Your Lender May Have Their Own Policy Requirements
As you shop for insurance, bear in mind that your lender may have their own specific requirements for your plan. For instance, they might ask you to purchase a separate flood insurance policy, and they’ll definitely require you to purchase a plan large enough to cover the mortgage amount plus the estimated cost to replace the home. Also, your mortgage provider or bank may place limits on the size of your deductible—such as no more than 2% of your home’s total value. Any policy you purchase will have to meet these requirements before your lender will approve the loan.
In Most Cases, Replacement Cost Is Better Than Cash Value
There are lots of differences policy-to-policy, but one of the most important distinctions is whether your plan covers the actual cash value of your home or the replacement cost. Actual cash value means the policy covers the market cost of your home, not the cost to replace. That difference is important, since it could potentially cost you a lot more to rebuild a damaged home than the worth of the property value. Replacement cost policies, however, are typically preferable to actual cash value plans, since they will cover whatever it costs you to repair and rebuild after a disaster or natural event. That should give you some piece of mind!
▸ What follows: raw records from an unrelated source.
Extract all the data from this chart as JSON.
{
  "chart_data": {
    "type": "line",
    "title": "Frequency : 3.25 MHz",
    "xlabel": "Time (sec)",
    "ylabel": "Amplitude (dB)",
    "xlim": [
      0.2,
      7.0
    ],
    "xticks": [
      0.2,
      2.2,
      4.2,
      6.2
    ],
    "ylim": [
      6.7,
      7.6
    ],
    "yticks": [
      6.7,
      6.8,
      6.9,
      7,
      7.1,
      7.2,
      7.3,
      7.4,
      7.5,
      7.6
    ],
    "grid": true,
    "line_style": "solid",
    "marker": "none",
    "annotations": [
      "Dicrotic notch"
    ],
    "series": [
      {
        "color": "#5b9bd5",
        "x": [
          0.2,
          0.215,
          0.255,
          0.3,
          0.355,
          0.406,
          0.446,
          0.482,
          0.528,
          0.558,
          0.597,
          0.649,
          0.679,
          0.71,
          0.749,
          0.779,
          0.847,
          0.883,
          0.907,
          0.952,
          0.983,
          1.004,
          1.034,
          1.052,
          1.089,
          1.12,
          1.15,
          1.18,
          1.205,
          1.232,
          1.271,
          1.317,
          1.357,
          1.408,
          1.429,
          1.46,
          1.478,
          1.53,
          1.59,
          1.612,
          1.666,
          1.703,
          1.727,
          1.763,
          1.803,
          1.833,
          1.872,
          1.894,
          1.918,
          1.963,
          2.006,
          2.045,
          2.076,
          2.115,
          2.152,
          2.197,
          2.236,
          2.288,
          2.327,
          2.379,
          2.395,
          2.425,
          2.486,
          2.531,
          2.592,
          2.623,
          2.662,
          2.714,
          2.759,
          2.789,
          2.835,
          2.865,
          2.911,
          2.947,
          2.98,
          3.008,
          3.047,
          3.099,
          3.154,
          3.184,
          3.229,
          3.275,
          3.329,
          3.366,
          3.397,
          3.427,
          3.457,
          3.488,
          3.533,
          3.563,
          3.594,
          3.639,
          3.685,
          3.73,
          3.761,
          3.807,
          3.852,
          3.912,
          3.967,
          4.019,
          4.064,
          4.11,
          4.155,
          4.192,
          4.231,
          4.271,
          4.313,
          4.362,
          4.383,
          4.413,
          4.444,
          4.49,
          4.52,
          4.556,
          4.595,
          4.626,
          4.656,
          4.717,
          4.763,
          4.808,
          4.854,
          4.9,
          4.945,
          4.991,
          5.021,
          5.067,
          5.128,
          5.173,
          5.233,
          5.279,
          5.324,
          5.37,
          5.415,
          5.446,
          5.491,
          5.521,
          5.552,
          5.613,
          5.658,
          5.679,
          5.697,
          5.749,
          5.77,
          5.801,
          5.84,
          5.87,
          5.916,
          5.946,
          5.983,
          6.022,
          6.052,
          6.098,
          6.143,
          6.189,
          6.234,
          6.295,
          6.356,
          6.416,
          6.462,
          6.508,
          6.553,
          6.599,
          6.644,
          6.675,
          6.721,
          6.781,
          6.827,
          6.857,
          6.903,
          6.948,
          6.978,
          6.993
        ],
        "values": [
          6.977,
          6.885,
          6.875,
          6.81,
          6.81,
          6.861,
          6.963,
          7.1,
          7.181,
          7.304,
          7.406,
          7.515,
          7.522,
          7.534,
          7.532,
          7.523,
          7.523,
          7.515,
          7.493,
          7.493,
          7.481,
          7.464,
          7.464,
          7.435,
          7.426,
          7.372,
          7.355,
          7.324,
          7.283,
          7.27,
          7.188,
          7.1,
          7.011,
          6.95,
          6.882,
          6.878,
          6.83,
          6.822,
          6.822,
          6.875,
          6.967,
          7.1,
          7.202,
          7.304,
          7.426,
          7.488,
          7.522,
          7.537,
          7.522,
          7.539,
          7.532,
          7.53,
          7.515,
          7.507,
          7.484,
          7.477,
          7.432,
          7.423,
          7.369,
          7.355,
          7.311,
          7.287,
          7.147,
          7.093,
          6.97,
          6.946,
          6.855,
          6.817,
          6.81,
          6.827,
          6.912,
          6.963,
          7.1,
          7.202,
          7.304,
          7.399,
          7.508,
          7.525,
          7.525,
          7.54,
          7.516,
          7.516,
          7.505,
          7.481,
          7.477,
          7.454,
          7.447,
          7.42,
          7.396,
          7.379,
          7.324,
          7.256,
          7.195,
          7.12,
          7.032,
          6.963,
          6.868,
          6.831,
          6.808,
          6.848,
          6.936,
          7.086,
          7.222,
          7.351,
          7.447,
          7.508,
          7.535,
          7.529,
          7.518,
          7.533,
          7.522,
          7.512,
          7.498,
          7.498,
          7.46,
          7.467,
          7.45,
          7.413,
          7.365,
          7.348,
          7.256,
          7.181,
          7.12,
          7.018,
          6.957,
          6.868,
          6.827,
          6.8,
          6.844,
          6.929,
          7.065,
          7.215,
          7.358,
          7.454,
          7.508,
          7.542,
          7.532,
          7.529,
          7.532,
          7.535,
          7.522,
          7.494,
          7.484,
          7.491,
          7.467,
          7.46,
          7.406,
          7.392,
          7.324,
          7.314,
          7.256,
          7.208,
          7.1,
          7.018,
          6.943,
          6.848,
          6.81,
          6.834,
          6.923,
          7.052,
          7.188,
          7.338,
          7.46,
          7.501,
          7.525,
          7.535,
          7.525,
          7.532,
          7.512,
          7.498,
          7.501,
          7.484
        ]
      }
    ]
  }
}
You’ll Have to Decide Whether You Want to Escrow Insurance Payments
You don’t want to let your homeowners insurance lapse. To keep that from happening, a lot of people choose to escrow their payments—essentially, to tack them onto their monthly mortgage bill along with their estimated property taxes. Doing so makes it more likely that your loan will get approved, since lenders feel their investment is more secure if they know you’ll pay insurance on it throughout the year. And it means you only have one payment to make instead of three, which is great, especially since you probably have enough bills to take care of as it is. When it comes to buying a home, anything that makes life simpler is a definite win!